An Inside Look Into The History Of The Morgan Silver Dollar

Morgan Silver Dollars are the most common and recognizable American coin. It’s not hard to see why the Morgan Silver Dollar is one of the most coveted coins in American history. This coin is just as much a part of our cultural heritage as a symbol of American wealth and prosperity. It’s also one of the most popular coins for collectors, who always look for old coins like The Morgan Silver Dollar, including the 1921 dollar coin that has been preserved in pristine condition.

About The Designer

In 1876, Mint Director Henry Linderman began a campaign to redesign the nation’s silver coins. Linderman sought the assistance of Deputy Master of the Royal Mint in London C.W. Fremantle, asking him to find an assistant engraver willing to work at the Philadelphia Mint. In response to Linderman’s request, Fremantle strongly recommends George Morgan for the position of Assistant Engraver. During the six-month trial period, Morgan and Linderman agreed that the engraver would work under Willian Barber, Chief Engraver of the Philadelphia Mint. 
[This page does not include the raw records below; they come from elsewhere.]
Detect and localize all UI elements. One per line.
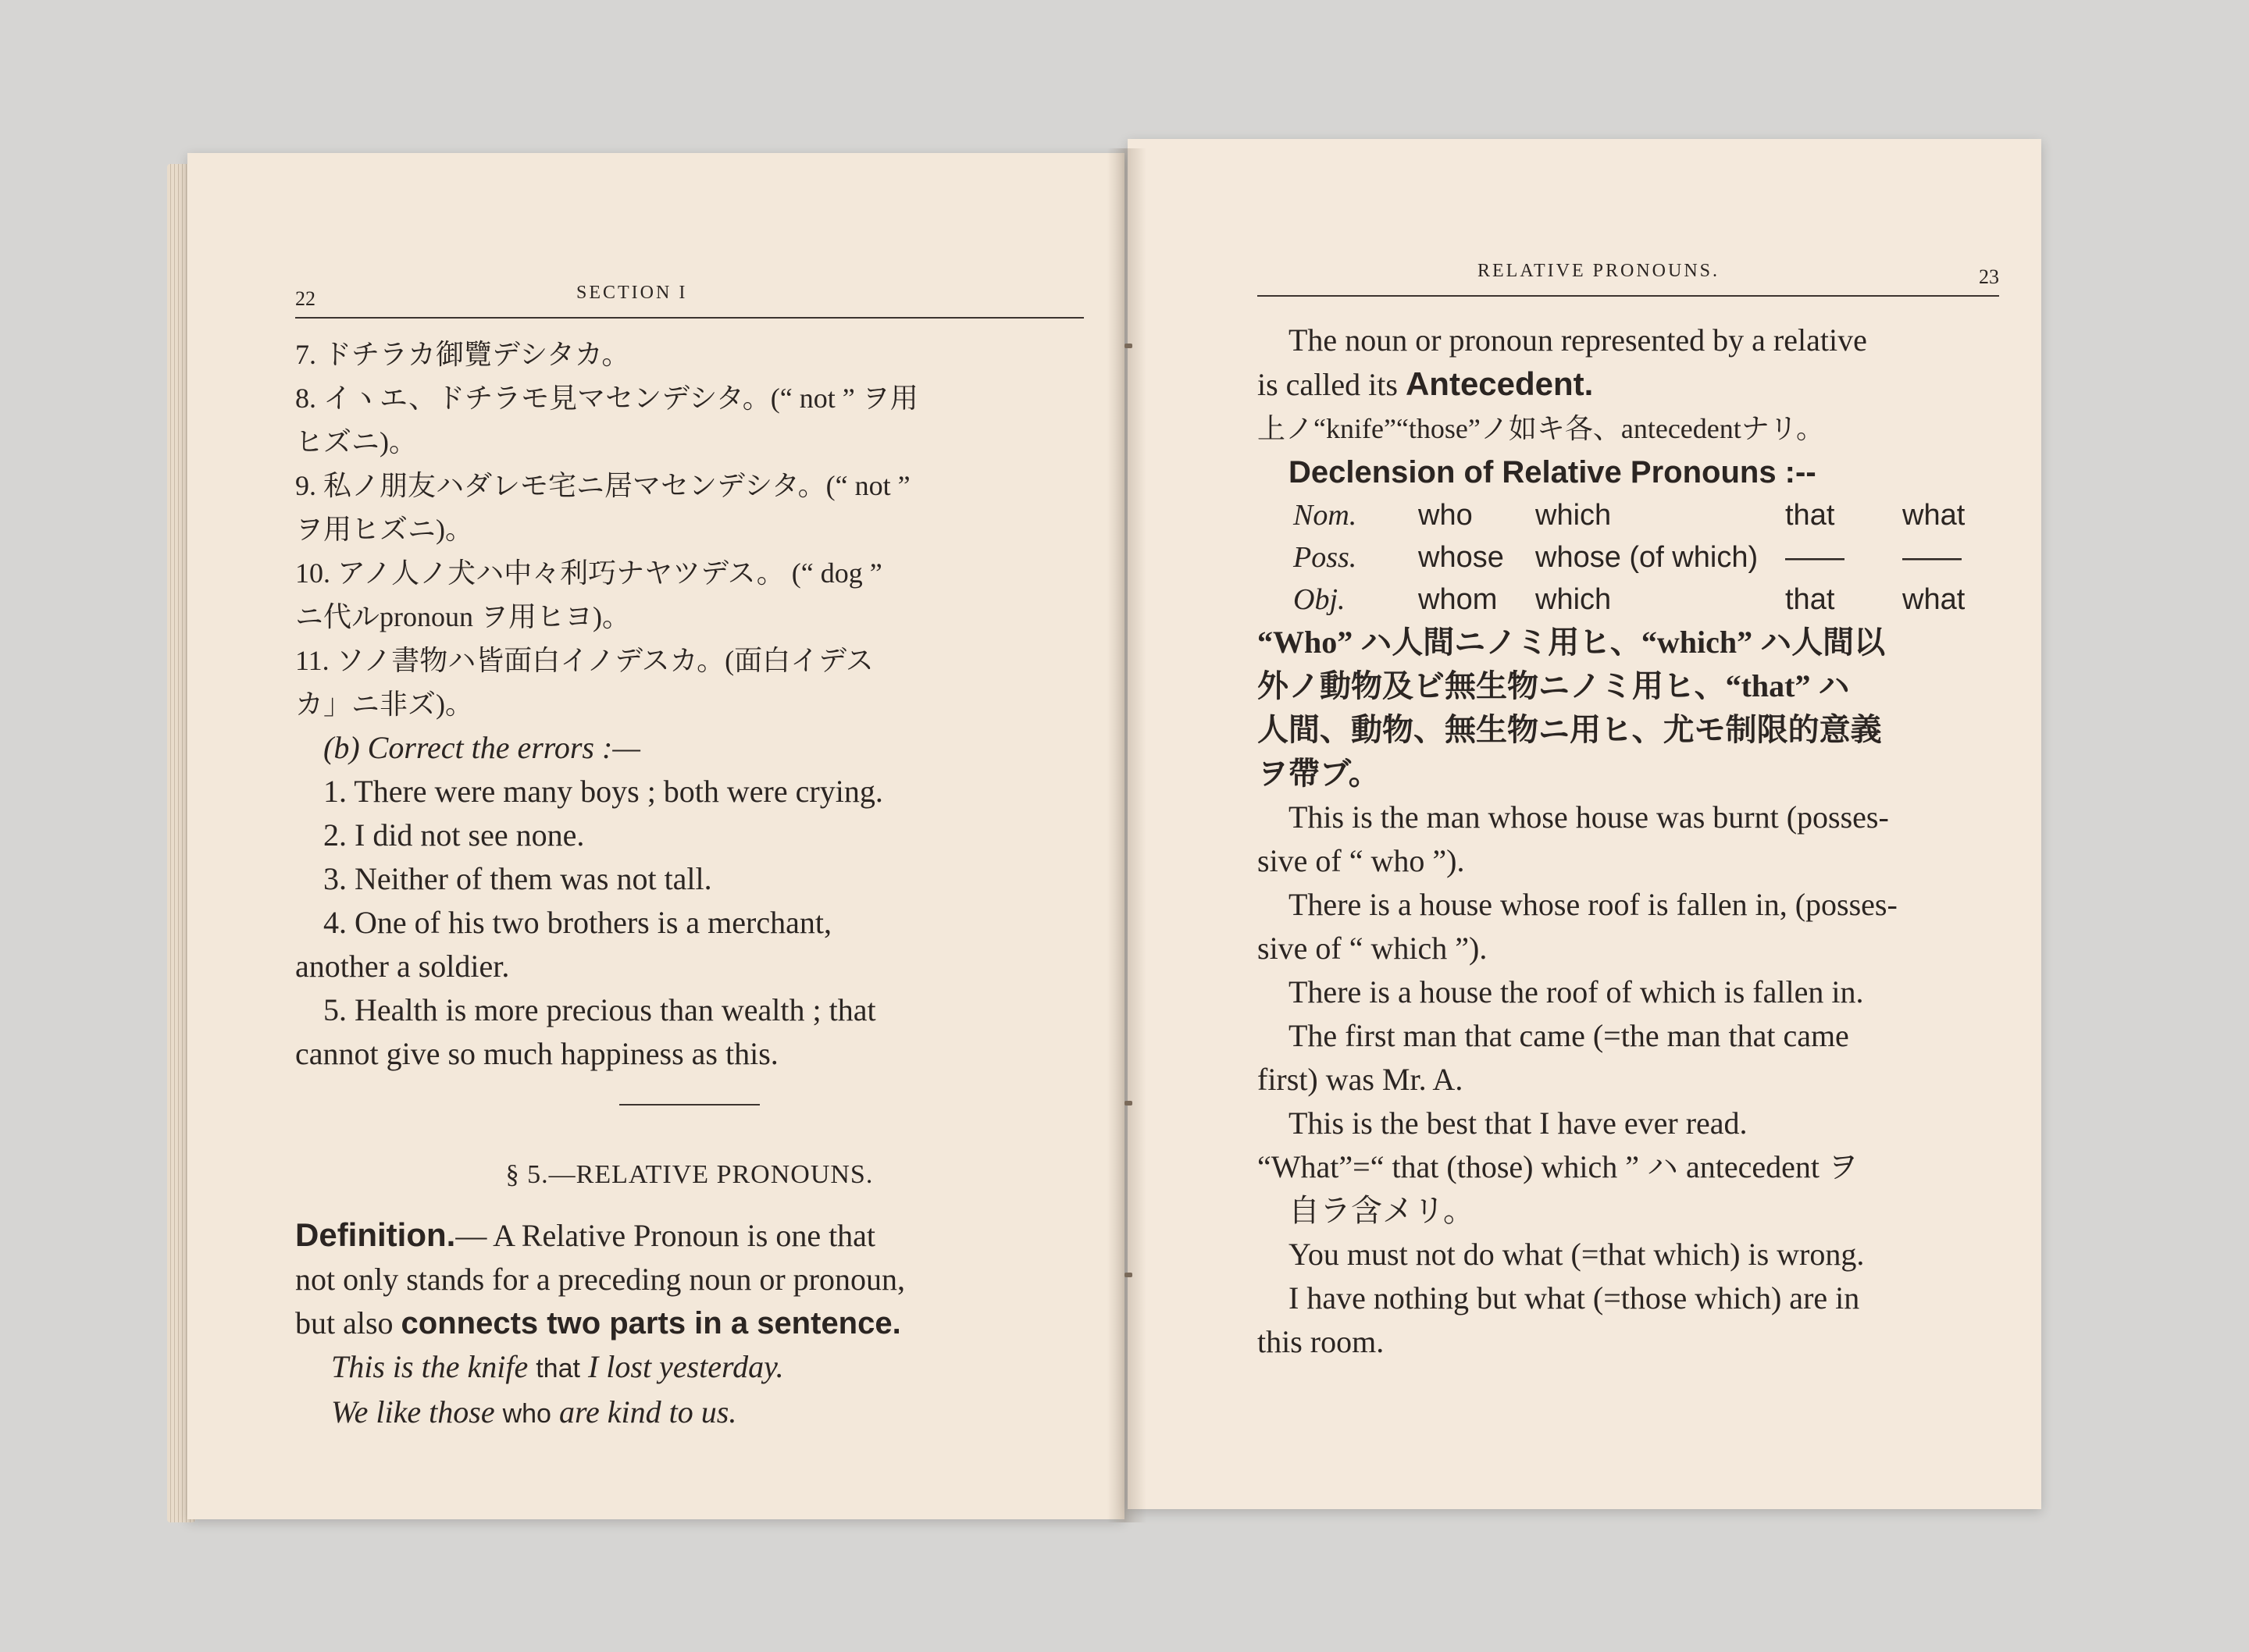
case-label: Nom. [1293, 499, 1357, 532]
error-item: 1. There were many boys ; both were crying. [323, 774, 883, 809]
declension-row [1257, 494, 1999, 536]
binding-stitch [1124, 344, 1132, 348]
example-part: This is the knife [331, 1349, 536, 1384]
jp-line: ヒズニ)。 [295, 426, 417, 458]
declension-heading: Declension of Relative Pronouns :-- [1288, 455, 1816, 490]
jp-line: 11. ソノ書物ハ皆面白イノデスカ。(面白イデス [295, 645, 874, 676]
left-running-title: SECTION I [576, 283, 688, 303]
jp-line: カ」ニ非ズ)。 [295, 689, 473, 720]
definition-text: — A Relative Pronoun is one that [455, 1218, 876, 1253]
jp-explanation-line: 人間、動物、無生物ニ用ヒ、尤モ制限的意義 [1257, 712, 1882, 747]
jp-explanation-line: 外ノ動物及ビ無生物ニノミ用ヒ、“that” ハ [1257, 668, 1850, 703]
example-line: “What”=“ that (those) which ” ハ antecedent ヲ [1257, 1149, 1859, 1184]
jp-line: 8. イヽエ、ドチラモ見マセンデシタ。(“ not ” ヲ用 [295, 383, 918, 414]
error-item: 2. I did not see none. [323, 817, 585, 853]
binding-stitch [1124, 1101, 1132, 1105]
section-divider [619, 1104, 760, 1105]
error-item: 3. Neither of them was not tall. [323, 861, 712, 896]
jp-line: 7. ドチラカ御覽デシタカ。 [295, 339, 630, 370]
definition-line: not only stands for a preceding noun or pronoun, [295, 1262, 905, 1297]
jp-line: ニ代ルpronoun ヲ用ヒヨ)。 [295, 601, 630, 632]
binding-stitch [1124, 1273, 1132, 1277]
cell-which: which [1535, 499, 1612, 532]
example-line: This is the man whose house was burnt (posses- [1288, 799, 1889, 835]
example-line: The first man that came (=the man that came [1288, 1018, 1849, 1053]
example-part: are kind to us. [551, 1394, 737, 1429]
intro-text: is called its [1257, 367, 1406, 402]
cell-who: who [1418, 499, 1473, 532]
book-gutter [1107, 148, 1146, 1522]
jp-explanation-line: “Who” ハ人間ニノミ用ヒ、“which” ハ人間以 [1257, 625, 1886, 660]
cell-what: what [1902, 499, 1966, 532]
right-head-rule [1257, 295, 1999, 297]
declension-row [1257, 536, 1999, 579]
example-line: first) was Mr. A. [1257, 1062, 1463, 1097]
example-line: There is a house the roof of which is fallen in. [1288, 974, 1864, 1009]
example-keyword: that [536, 1354, 580, 1383]
left-page [187, 153, 1124, 1519]
left-page-content [295, 283, 1084, 1436]
section-title: § 5.—RELATIVE PRONOUNS. [505, 1160, 874, 1189]
definition-emphasis: connects two parts in a sentence. [401, 1306, 901, 1340]
right-page [1128, 139, 2041, 1509]
cell-which: whose (of which) [1535, 541, 1759, 574]
cell-what: what [1902, 583, 1966, 616]
cell-that: that [1785, 583, 1835, 616]
left-running-head [295, 283, 1084, 317]
jp-line: 9. 私ノ朋友ハダレモ宅ニ居マセンデシタ。(“ not ” [295, 470, 911, 501]
jp-explanation-line: ヲ帶ブ。 [1257, 756, 1380, 791]
cell-that: that [1785, 499, 1835, 532]
cell-that: —— [1785, 541, 1844, 574]
cell-which: which [1535, 583, 1612, 616]
right-page-content [1257, 261, 1999, 1364]
declension-row [1257, 579, 1999, 621]
example-part: I lost yesterday. [579, 1349, 784, 1384]
cell-who: whom [1418, 583, 1498, 616]
antecedent-term: Antecedent. [1405, 365, 1594, 402]
example-line: sive of “ which ”). [1257, 931, 1488, 966]
example-line: I have nothing but what (=those which) are in [1288, 1280, 1860, 1316]
intro-line: The noun or pronoun represented by a relative [1288, 322, 1867, 358]
intro-line [1257, 362, 1999, 407]
definition-text: but also [295, 1305, 401, 1340]
case-label: Poss. [1293, 541, 1357, 574]
right-running-head [1257, 261, 1999, 295]
example-line: this room. [1257, 1324, 1385, 1359]
example-line: 自ラ含メリ。 [1288, 1193, 1474, 1228]
example-line: You must not do what (=that which) is wrong. [1288, 1237, 1865, 1272]
definition-line [295, 1301, 1084, 1345]
example-line: There is a house whose roof is fallen in, (posses- [1288, 887, 1898, 922]
exercise-heading: (b) Correct the errors :— [323, 730, 640, 765]
jp-line: 上ノ“knife”“those”ノ如キ各、antecedentナリ。 [1257, 413, 1824, 444]
definition-line [295, 1213, 1084, 1258]
cell-who: whose [1418, 541, 1504, 574]
error-item-continued: cannot give so much happiness as this. [295, 1036, 779, 1071]
error-item: 4. One of his two brothers is a merchant, [323, 905, 832, 940]
example-line: sive of “ who ”). [1257, 843, 1465, 878]
example-line [295, 1345, 1084, 1390]
error-item-continued: another a soldier. [295, 949, 510, 984]
cell-what: —— [1902, 541, 1962, 574]
left-page-number: 22 [295, 287, 315, 310]
example-keyword: who [502, 1399, 551, 1429]
example-part: We like those [331, 1394, 503, 1429]
case-label: Obj. [1293, 583, 1345, 616]
example-line [295, 1390, 1084, 1436]
example-line: This is the best that I have ever read. [1288, 1105, 1748, 1141]
left-head-rule [295, 317, 1084, 319]
jp-line: ヲ用ヒズニ)。 [295, 514, 473, 545]
right-page-number: 23 [1979, 265, 1999, 288]
jp-line: 10. アノ人ノ犬ハ中々利巧ナヤツデス。 (“ dog ” [295, 557, 882, 589]
error-item: 5. Health is more precious than wealth ; that [323, 992, 876, 1027]
definition-label: Definition. [295, 1216, 456, 1253]
right-running-title: RELATIVE PRONOUNS. [1477, 261, 1720, 281]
On October 9, 1876, Morgan arrived in Philadelphia. He designed his first pattern coins at the Philadelphia Mint for half dollars. To create a new Liberty head design, Morgan enrolled at the Pennsylvania Academy of the Fine Arts in 1876. As preparation for reserve design, Morgan consulted nature to obtain studies of the bald eagle. Morgan preferred an American rather than a Greek-style representation for the Liberty image.

While attending the Academy, Morgan struggled to find a model who would meet his artistic vision. He finally found one through an acquaintance and fellow artist. The young woman (later identified as Anna W. Williams) posed for Morgan.

The Morgan Silver Dollar 

Morgan Silver Dollars were struck at five different mints (San Francisco, Carson City, New Orleans, Philadelphia, and Denver). Because of the Comstock Lode in 1859, silver entered the market in massive quantities. They halted silver coin production in 1873 due to declining prices, but the Bland-Allison Act reinstated silver production in 1878 as legal tender and implied that the government would produce two million silver dollars each month.

The Morgan Silver Dollar was first minted in 1878 and became immensely popular because of its beautiful design and high silver content (90%). It features a portrait of Liberty modeled by Anna Willess Williams on the obverse and an eagle with wings outstretched on the reverse. A mint mark appears between the letters D and O in “Dollar” on the reverse.

They were made from 1878 to 1904 and again in 1921. Silver supply reached an all-time low in the early 1900s because of the Comstock Lode’s exhaustion, which briefly ended the silver dollar coinage era. People were already familiar with using paper money during this time because large silver coins were too heavy to carry.

The Pittman Act finally restored the government’s silver bullion reserves in 1918. In total, over 270,000,000 Morgan Silver Dollars were melted. As a result of that same act, the 1921 Morgan Silver Dollar was produced and minted to replace melted dollars. The Peace Dollar took over after changing the guards later that year.